[Cite as Byrd v. Byrd, 2013-Ohio-4450.]
COURT OF APPEALS STARK COUNTY, OHIO FIFTH APPELLATE DISTRICT
VICKI BYRD : JUDGES: : : Hon. W. Scott Gwin, P.J. Plaintiff - Appellee : Hon. John W. Wise, J. : Hon. Craig R. Baldwin, J. : -vs- : : RANDALL BYRD : Case No. 2013CA00005 : : Defendant - Appellant : OPINION
CHARACTER OF PROCEEDING: Appeal from the Stark County Common Pleas Court, Domestic Relations Division, Case No. 2011DR00814
JUDGMENT: Affirmed
DATE OF JUDGMENT: October 7, 2013
APPEARANCES:
For Plaintiff-Appellee For Defendant-Appellant
ARNOLD F. GLANTZ SUSAN PUCCI Glantz Law Offices 4429 Fulton Drive NW 4883 Dressler Rd. NW Suite 100 Canton, OH 44718 Canton, OH 44718 Stark County, Case No. 2013CA00005 2
Baldwin, J.
{¶1} Appellant Randall Byrd appeals a divorce judgment of the Stark County
Common Pleas Court, Domestic Relations Division. Appellee is Vicki Byrd.
STATEMENT OF FACTS AND CASE
{¶2} The parties were married in 1996. During the marriage, the parties lived in
a residence located at 711 Ford Avenue S.W., North Canton, Ohio. Appellant owned
this home with his first wife, and purchased her interest in 1991 when they divorced. In
1999, appellant put appellee’s name on the deed to this house.

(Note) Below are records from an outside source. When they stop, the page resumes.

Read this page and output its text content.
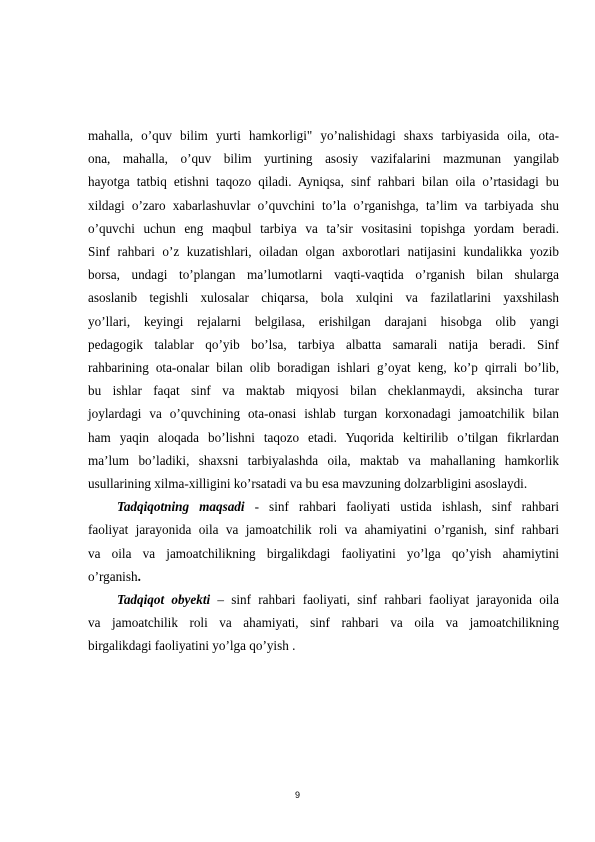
mahalla, o’quv bilim yurti hamkorligi" yo’nalishidagi shaxs tarbiyasida oila, ota-
ona, mahalla, o’quv bilim yurtining asosiy vazifalarini mazmunan yangilab
hayotga tatbiq etishni taqozo qiladi. Ayniqsa, sinf rahbari bilan oila o’rtasidagi bu
xildagi o’zaro xabarlashuvlar o’quvchini to’la o’rganishga, ta’lim va tarbiyada shu
o’quvchi uchun eng maqbul tarbiya va ta’sir vositasini topishga yordam beradi.
Sinf rahbari o’z kuzatishlari, oiladan olgan axborotlari natijasini kundalikka yozib
borsa, undagi to’plangan ma’lumotlarni vaqti-vaqtida o’rganish bilan shularga
asoslanib tegishli xulosalar chiqarsa, bola xulqini va fazilatlarini yaxshilash
yo’llari, keyingi rejalarni belgilasa, erishilgan darajani hisobga olib yangi
pedagogik talablar qo’yib bo’lsa, tarbiya albatta samarali natija beradi. Sinf
rahbarining ota-onalar bilan olib boradigan ishlari g’oyat keng, ko’p qirrali bo’lib,
bu ishlar faqat sinf va maktab miqyosi bilan cheklanmaydi, aksincha turar
joylardagi va o’quvchining ota-onasi ishlab turgan korxonadagi jamoatchilik bilan
ham yaqin aloqada bo’lishni taqozo etadi. Yuqorida keltirilib o’tilgan fikrlardan
ma’lum bo’ladiki, shaxsni tarbiyalashda oila, maktab va mahallaning hamkorlik
usullarining xilma-xilligini ko’rsatadi va bu esa mavzuning dolzarbligini asoslaydi.
Tadqiqotning maqsadi - sinf rahbari faoliyati ustida ishlash, sinf rahbari
faoliyat jarayonida oila va jamoatchilik roli va ahamiyatini o’rganish, sinf rahbari
va oila va jamoatchilikning birgalikdagi faoliyatini yo’lga qo’yish ahamiytini
o’rganish.
Tadqiqot obyekti – sinf rahbari faoliyati, sinf rahbari faoliyat jarayonida oila
va jamoatchilik roli va ahamiyati, sinf rahbari va oila va jamoatchilikning
birgalikdagi faoliyatini yo’lga qo’yish .
9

{¶3} Appellee filed for divorce in 2011. The parties agreed on all issues except
for valuation and division of the marital residence and ownership of a curio cabinet.
The case proceeded to a hearing at which each party presented evidence concerning
ownership of the real property and curio cabinet, and each party presented expert
testimony regarding the value of the real property. The magistrate filed a
recommendation on August 28, 2012, finding that the value of the property was
$87,500.00, roughly in the middle of the two appraisals presented by the parties. She
further found that the real estate was marital property because appellant intended to gift
half of the property to appellee at the time her name was placed on the deed.
{¶4} Appellant filed objections. On November 7, 2012, the trial court found that
the residence was marital property because appellant intended to gift half of the
property to appellee. However, the court sustained the objection regarding the
valuation of the property and remanded the case to the magistrate to select a valuation
from the evidence presented. The magistrate filed a new recommendation finding that
the value of the property was $99,500.00, the amount testified to by appellee’s expert. Stark County, Case No. 2013CA00005 3
The magistrate found that the testimony of Edward Fernandez, appellee’s expert, was
credible because he “included a more hands-on approach, with more knowledge of the
neighborhood.” Appellant’s objection to this finding was overruled.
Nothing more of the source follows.